[Saturday dawn updates, throughout — to include my thoughts/analysis, after a solid night of sleep. Smile.] Here is a direct link to it, but commenter “Tim” was right — the obligation to buy stock is limited by how much volume trades in the stock, and at what prices.
So it could end up being less than $15 million in gross proceeds to the company, but not more.
And in truth, it could be pretty highly dilutive. Here’s a bit of the summary in the 8-K, but do read the full purchase agreement, for the finer points of how it all works — under the obviously highly negotiated mechanical put pricing formulae:
“…[Humanigen (the “Company”) may] require Aperture to purchase up to $15.0 million worth of newly issued shares (the “Put Shares”) of the Company’s common stock, par value $0.001 per share (the “Common Stock”), over the 36-month term following the effectiveness of the initial resale registration statement described below (the “Investment Period”). From time to time over the Investment Period, and in the Company’s sole discretion, the Company may present Aperture with one or more notices requiring Aperture to purchase a specified dollar amount of Put Shares, based on the price per share per day over five consecutive trading days (a “Pricing Period”). The per share purchase price for these shares equals the daily volume weighted average price of the Common Stock on each date during the Pricing Period on which shares are purchased, less a discount of 6.0% based on a minimum price as set forth in the Purchase Agreement. In addition, in the Company’s sole discretion, but subject to certain limitations, the Company may require Aperture to purchase a percentage of the daily trading volume of Common Stock for each trading day during the Pricing Period. In addition, Aperture will not be obligated to purchase under the Purchase Agreement any shares of Common Stock which, when aggregated with all other shares of Common Stock then beneficially owned by Aperture and its affiliates, would result in Aperture’s beneficial ownership of more than 9.99% of the Company’s issued and outstanding shares of Common Stock….”

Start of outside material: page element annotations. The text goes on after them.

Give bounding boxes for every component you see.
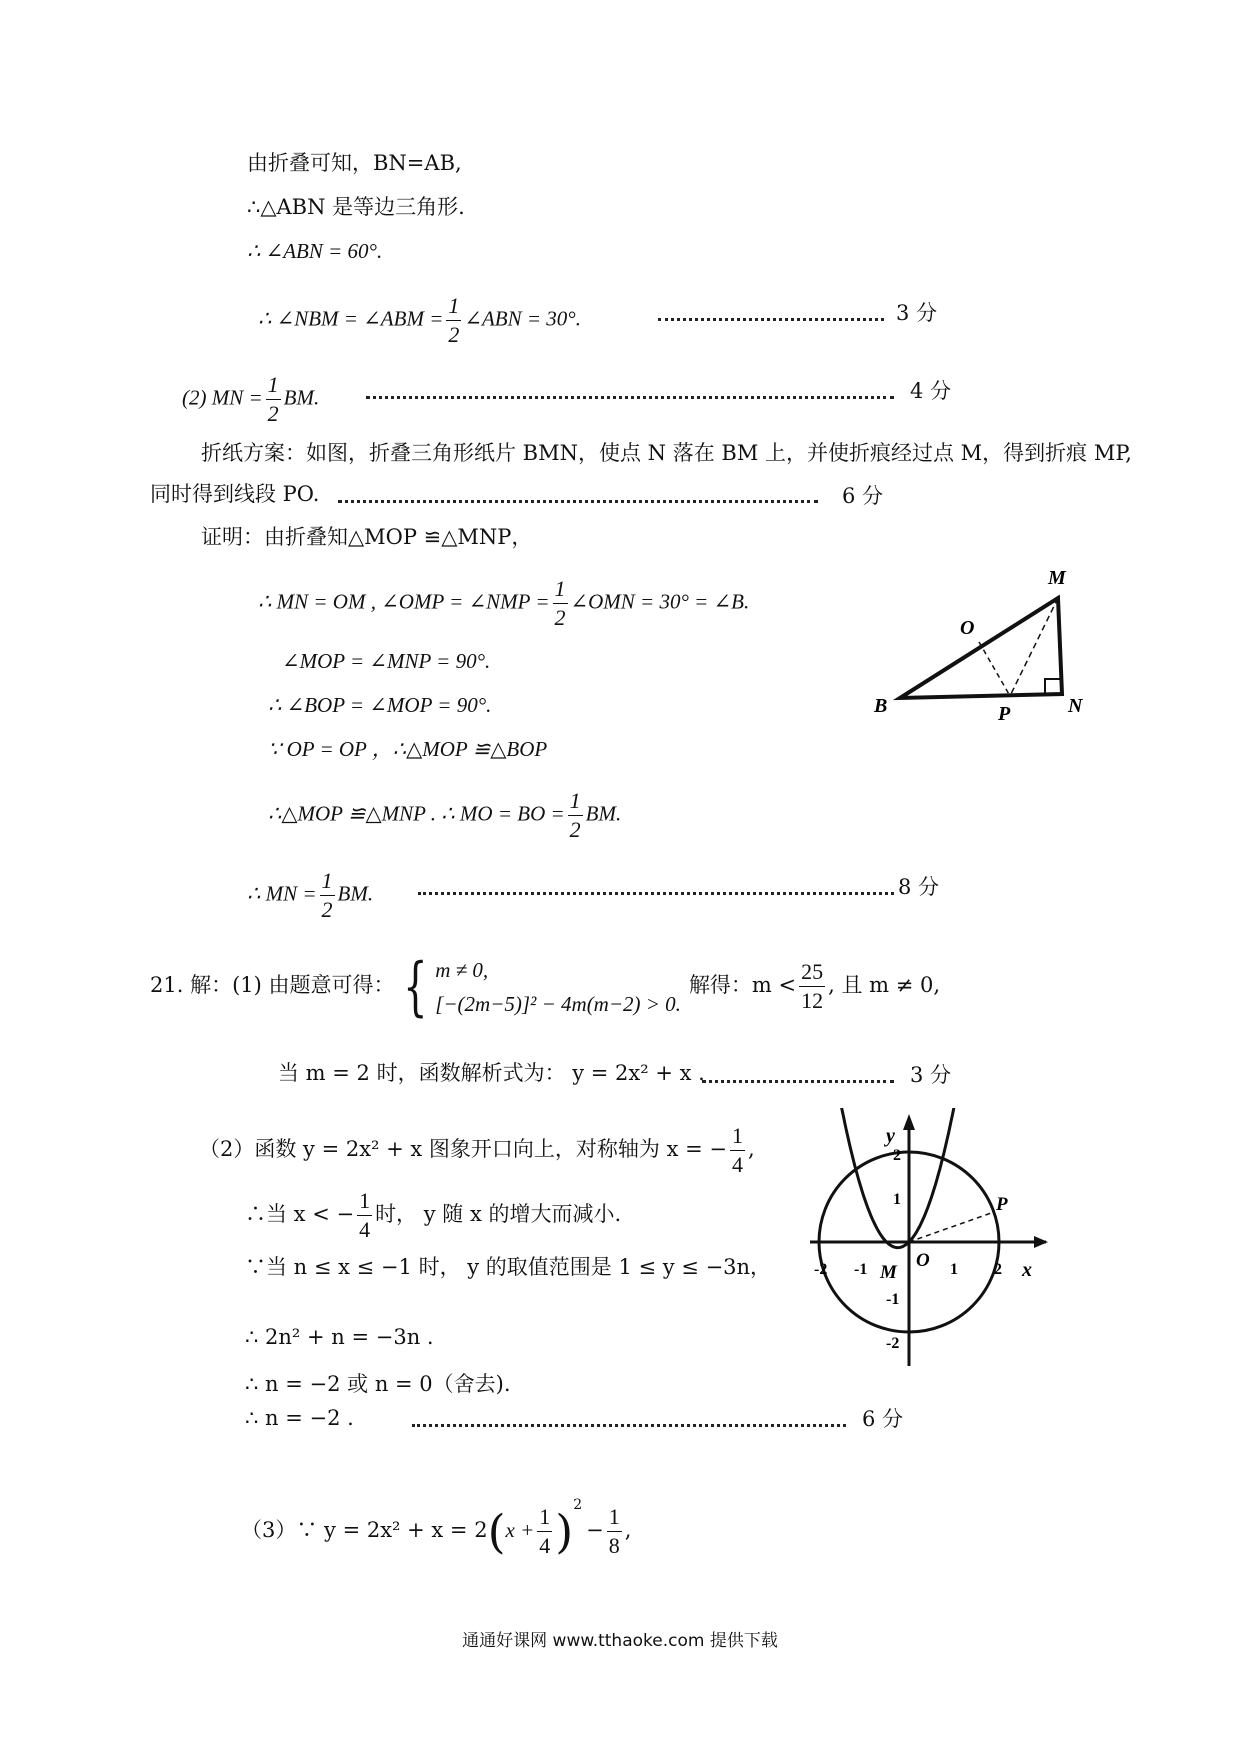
score-3: 3 分 bbox=[910, 1063, 952, 1087]
label-x: x bbox=[1022, 1259, 1032, 1281]
triangle-bmn bbox=[900, 598, 1062, 698]
line-part3-vertex-form: （3）∵ y = 2x² + x = 2(x + $\frac{1}{4}$ )$^2$− $\frac{1}{8}$ , bbox=[241, 1497, 632, 1559]
line-m-equals-2: 当 m = 2 时，函数解析式为： y = 2x² + x . bbox=[278, 1061, 705, 1085]
leader-dots bbox=[338, 500, 818, 503]
tick-x-2: 2 bbox=[994, 1261, 1002, 1278]
brace-icon: { bbox=[402, 949, 428, 1024]
line-q21-part1: 21. 解：(1) 由题意可得： { m ≠ 0, [−(2m−5)]² − 4m(m−2) > 0. 解得：m < $\frac{25}{12}$ , 且 m ≠ 0, bbox=[150, 949, 941, 1024]
line-decreasing: ∴当 x < − $\frac{1}{4}$ 时， y 随 x 的增大而减小. bbox=[245, 1188, 622, 1242]
label-B: B bbox=[874, 695, 888, 717]
tick-x-1: 1 bbox=[950, 1261, 958, 1278]
fraction-quarter: $\frac{1}{4}$ bbox=[359, 1188, 371, 1242]
line-part2-axis: （2）函数 y = 2x² + x 图象开口向上，对称轴为 x = − $\frac{1}{4}$ , bbox=[199, 1123, 755, 1177]
tick-y-minus2: -2 bbox=[886, 1335, 900, 1352]
leader-dots bbox=[658, 318, 884, 321]
label-M: M bbox=[1048, 567, 1066, 589]
line-part2-mn: (2) MN = $\frac{1}{2}$ BM. bbox=[182, 372, 320, 426]
fraction-quarter: $\frac{1}{4}$ bbox=[732, 1123, 743, 1177]
parabola-curve bbox=[839, 1108, 954, 1248]
fraction-quarter: $\frac{1}{4}$ bbox=[539, 1504, 551, 1558]
line-n-solutions: ∴ n = −2 或 n = 0（舍去). bbox=[245, 1372, 511, 1396]
tick-y-1: 1 bbox=[893, 1191, 901, 1208]
score-4: 4 分 bbox=[910, 379, 952, 403]
label-P: P bbox=[998, 703, 1011, 725]
line-segment-po: 同时得到线段 PO. bbox=[150, 482, 320, 506]
fraction-half: $\frac{1}{2}$ bbox=[554, 576, 566, 630]
leader-dots bbox=[702, 1080, 894, 1083]
label-y: y bbox=[886, 1125, 895, 1147]
fraction-half: $\frac{1}{2}$ bbox=[267, 372, 279, 426]
line-fold-bn-ab: 由折叠可知，BN=AB, bbox=[247, 151, 462, 175]
tick-y-minus1: -1 bbox=[886, 1291, 900, 1308]
score-6: 6 分 bbox=[842, 484, 884, 508]
triangle-figure bbox=[862, 560, 1102, 730]
label-O: O bbox=[916, 1250, 930, 1271]
score-3: 3 分 bbox=[896, 301, 938, 325]
label-O: O bbox=[960, 617, 975, 639]
tick-x-minus1: -1 bbox=[854, 1261, 868, 1278]
fraction-half: $\frac{1}{2}$ bbox=[569, 788, 581, 842]
leader-dots bbox=[366, 396, 894, 399]
page-footer: 通通好课网 www.tthaoke.com 提供下载 bbox=[462, 1631, 778, 1651]
right-angle-mark bbox=[1045, 679, 1062, 694]
leader-dots bbox=[412, 1424, 846, 1427]
label-M: M bbox=[880, 1262, 897, 1283]
y-axis-arrow-icon bbox=[903, 1114, 915, 1130]
line-equation-n: ∴ 2n² + n = −3n . bbox=[245, 1325, 434, 1349]
line-bop-mop: ∴ ∠BOP = ∠MOP = 90°. bbox=[268, 693, 492, 717]
line-fold-plan: 折纸方案：如图，折叠三角形纸片 BMN，使点 N 落在 BM 上，并使折痕经过点 M，得到折痕 MP, bbox=[201, 441, 1132, 465]
equation-system: m ≠ 0, [−(2m−5)]² − 4m(m−2) > 0. bbox=[435, 957, 681, 1016]
label-P: P bbox=[996, 1194, 1008, 1215]
fraction-25-12: $\frac{25}{12}$ bbox=[801, 959, 824, 1013]
parabola-circle-graph bbox=[800, 1108, 1050, 1370]
line-angle-nbm: ∴ ∠NBM = ∠ABM = $\frac{1}{2}$ ∠ABN = 30°. bbox=[258, 293, 581, 347]
segment-po bbox=[979, 642, 1010, 696]
score-6: 6 分 bbox=[862, 1407, 904, 1431]
line-angle-abn: ∴ ∠ABN = 60°. bbox=[247, 239, 383, 263]
line-mo-bo: ∴△MOP ≌△MNP . ∴ MO = BO = $\frac{1}{2}$ BM. bbox=[268, 788, 622, 842]
fraction-half: $\frac{1}{2}$ bbox=[448, 293, 460, 347]
tick-y-2: 2 bbox=[893, 1147, 901, 1164]
line-equilateral: ∴△ABN 是等边三角形. bbox=[247, 195, 465, 219]
fraction-half: $\frac{1}{2}$ bbox=[321, 868, 333, 922]
label-N: N bbox=[1068, 695, 1083, 717]
line-mn-om: ∴ MN = OM , ∠OMP = ∠NMP = $\frac{1}{2}$ ∠OMN = 30° = ∠B. bbox=[258, 576, 750, 630]
segment-op bbox=[909, 1212, 994, 1242]
line-n-result: ∴ n = −2 . bbox=[245, 1406, 354, 1430]
line-mn-conclusion: ∴ MN = $\frac{1}{2}$ BM. bbox=[247, 868, 374, 922]
x-axis-arrow-icon bbox=[1034, 1236, 1048, 1248]
tick-x-minus2: -2 bbox=[814, 1261, 828, 1278]
line-op-op: ∵ OP = OP ，∴△MOP ≌△BOP bbox=[268, 737, 548, 761]
line-mop-mnp: ∠MOP = ∠MNP = 90°. bbox=[282, 649, 491, 673]
leader-dots bbox=[418, 892, 894, 895]
fraction-eighth: $\frac{1}{8}$ bbox=[608, 1504, 620, 1558]
line-range: ∵当 n ≤ x ≤ −1 时， y 的取值范围是 1 ≤ y ≤ −3n， bbox=[245, 1255, 772, 1279]
score-8: 8 分 bbox=[898, 875, 940, 899]
line-proof-start: 证明：由折叠知△MOP ≌△MNP， bbox=[201, 525, 533, 549]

So if the prevailing NASDAQ per share price declines so much that the $15 million in total would cause Aperture to buy above the threshold for reporting on SEC Forms 3 and 4… Aperture will be excused from completing those purchases. This would be true, even if it is the dilution caused by the stock “put rights” themselves, that occasioned the stock price declines. Said another way, perhaps Aperture doesn’t want to be more than a 10 per cent holder — or perhaps Black Horse wants to limit Aperture’s take — of the potential PRV proceeds, to no more than 10 per cent. Condor’s observation? It is unclear which version is more likely.
Fascinating. That’s simply… fascinating. And so, Aperture could become a Schedule 13D filer (at above five per cent holdings), but it will stop just short of being a 10 per cent holder. Unless it decides in writing to accept 13D status, I gather.
Now we wait for a resale registration statement to be filed. The pricing mechanics alone are rather intricate — I’ve never seen such a thing, in 34 years. I’ve seen lots of pre-negotiated discount callable subscriptions, but never one that set a hard dilution limit, in favor of all prior common stockholders at a public company. Usually, if a third party agrees to buy in (i.e., someone in Aperture’s shoes), in a situation as fraught with risk as this — the committed buyer pretty much controls all outcomes. This speaks to the power that Black Horse Capital, et al., still wields at the table, one year post the reorganization in bankruptcy. As I say, fascinating.
Onward — even as monstrous Harvey loses strength as it moves slowly inland, and away from the New Orleans crescent seaboard by the luminous Saturday dawn light. . . do stay safe, one and all.